Communicating with Understanding Cognition, Language, and Emotions
Tuesday, April 14, 2010

 


Abstract
Communications today are intended for human understanding. Computers transfer contents of images, texts, and speech into communicable codes, but do not understand these contents. Future communication systems will understand the meanings of what is communicated, will understand user needs, and will be a part of integrated human-computer systems, in which computers and human users will learn from each other. Cognitive research indicates that emotional mechanisms are fundamental to cognition and to interaction between cognition and language.

Developing cognitive algorithms for understanding text, language, and surrounding world has met difficulties since the 1950s. The talk briefly reviews past mathematical difficulties of artificial intelligence and new mathematical techniques of dynamic logic (DL), which overcome these difficulties. DL evolves fuzzy concepts and contents into crisp ones. Computational, cognitive, and neural mechanisms of concepts, emotions, instincts are described; they are inseparable from perception and cognition. Engineering applications illustrate orders of magnitude improvement in recognition, data mining, fusion, financial predictions. DL is extended to language, to mechanisms of joint operations of language and cognition, and to understanding complex situations. The brain imaging experiments have confirmed mechanisms of DL and language-cognition interactions in the human brain.
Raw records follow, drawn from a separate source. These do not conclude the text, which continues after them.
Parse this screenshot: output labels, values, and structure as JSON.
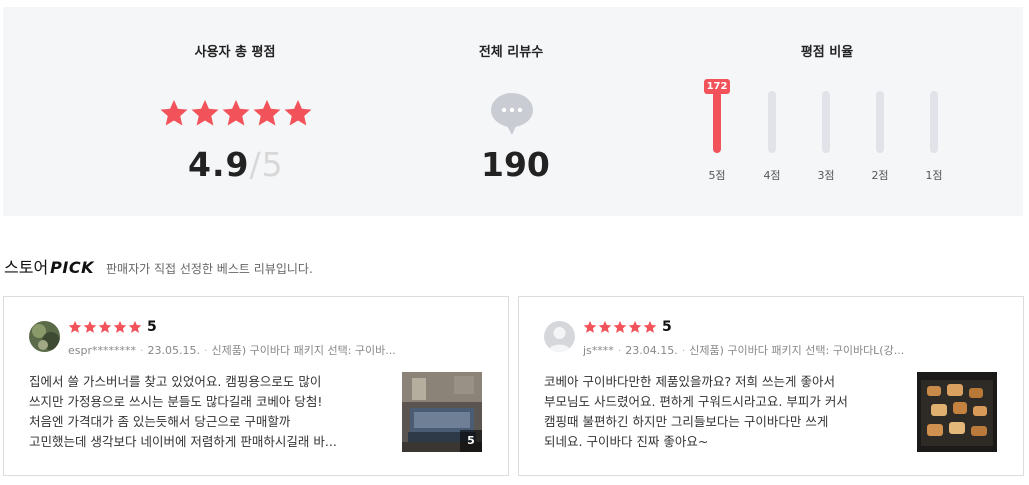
{
  "summary": {
    "user_score_title": "사용자 총 평점",
    "score": "4.9",
    "score_sep": "/",
    "score_max": "5",
    "stars": 5,
    "total_reviews_title": "전체 리뷰수",
    "total_reviews": "190",
    "ratio_title": "평점 비율",
    "ratio_bars": [
      {
        "label": "5점",
        "count": "172",
        "fraction": 1.0
      },
      {
        "label": "4점",
        "count": "",
        "fraction": 0
      },
      {
        "label": "3점",
        "count": "",
        "fraction": 0
      },
      {
        "label": "2점",
        "count": "",
        "fraction": 0
      },
      {
        "label": "1점",
        "count": "",
        "fraction": 0
      }
    ]
  },
  "pick": {
    "store": "스토어",
    "pick": "PICK",
    "desc": "판매자가 직접 선정한 베스트 리뷰입니다."
  },
  "reviews": [
    {
      "rating": "5",
      "stars": 5,
      "user": "espr********",
      "date": "23.05.15.",
      "option": "신제품) 구이바다 패키지 선택: 구이바...",
      "lines": [
        "집에서 쓸 가스버너를 찾고 있었어요. 캠핑용으로도 많이",
        "쓰지만 가정용으로 쓰시는 분들도 많다길래 코베아 당첨!",
        "처음엔 가격대가 좀 있는듯해서 당근으로 구매할까",
        "고민했는데 생각보다 네이버에 저렴하게 판매하시길래 바..."
      ],
      "photo_count": "5"
    },
    {
      "rating": "5",
      "stars": 5,
      "user": "js****",
      "date": "23.04.15.",
      "option": "신제품) 구이바다 패키지 선택: 구이바다L(강...",
      "lines": [
        "코베아 구이바다만한 제품있을까요? 저희 쓰는게 좋아서",
        "부모님도 사드렸어요. 편하게 구워드시라고요. 부피가 커서",
        "캠핑때 불편하긴 하지만 그리들보다는 구이바다만 쓰게",
        "되네요. 구이바다 진짜 좋아요~"
      ],
      "photo_count": ""
    }
  ],
  "colors": {
    "accent": "#f2535a",
    "panel": "#f5f6f8",
    "track": "#e1e3e8"
  }
}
Algorithms involving emotional, conceptual, and language mechanisms are still at an incipient stage. The talk discusses the current state of art and future research directions. These include developing future adaptive self-improving web tools capable of learning and understanding contents, web search engines with human level understanding, relating engineering algorithms and human instinctual mechanisms, emotional intelligence and emotional contents of languages, understanding differences among languages and cultures in their emotional contents, and developing approaches to improve inter-cultural communication.

 

Biography
Dr. Leonid Perlovsky, Visiting Scholar at Harvard University, Principal Research Physicist and Technical Advisor at the Air Force Research Lab; leads programs on cognitive algorithms, language understanding, language-cognition interaction, semantic web. As Chief Scientist at Nichols Research, a $0.5 B high-tech organization, he led the corporate research in intelligent systems and neural networks; served as professor at Novosibirsk and New York Universities; participated as a principal in startups developing neural tools for language learning, search engines, biotechnology, and financial predictions. Before 9/11 his company predicted the impending financial crash by detecting ripples of financial manipulations of Al Qaeda. He delivered invited keynote plenary talks and tutorial lectures around the globe, published more then 350 papers, 11 book chapters, and 3 books, including “Neural Networks and Intellect,” Oxford University Press, 2000 (currently in the 3rd printing). Dr. Perlovsky organizes conferences on Computational Intelligence, leads the IEEE Task Force on “The Mind and Brain,” serves on the Board of Governors of the International Neural Network Society, on Editorial Boards of six journals, including IEEE Transactions for Neural Networks and Editor-in-Chief for “Physics of Life Reviews,” which he started jointly with Nobel Laureate I. Prigogine. He received several National and International Awards, including McLucas Award 2007, the highest AF scientific award, and Gabor Award 2007, the highest engineering award from the International Neural Network Society.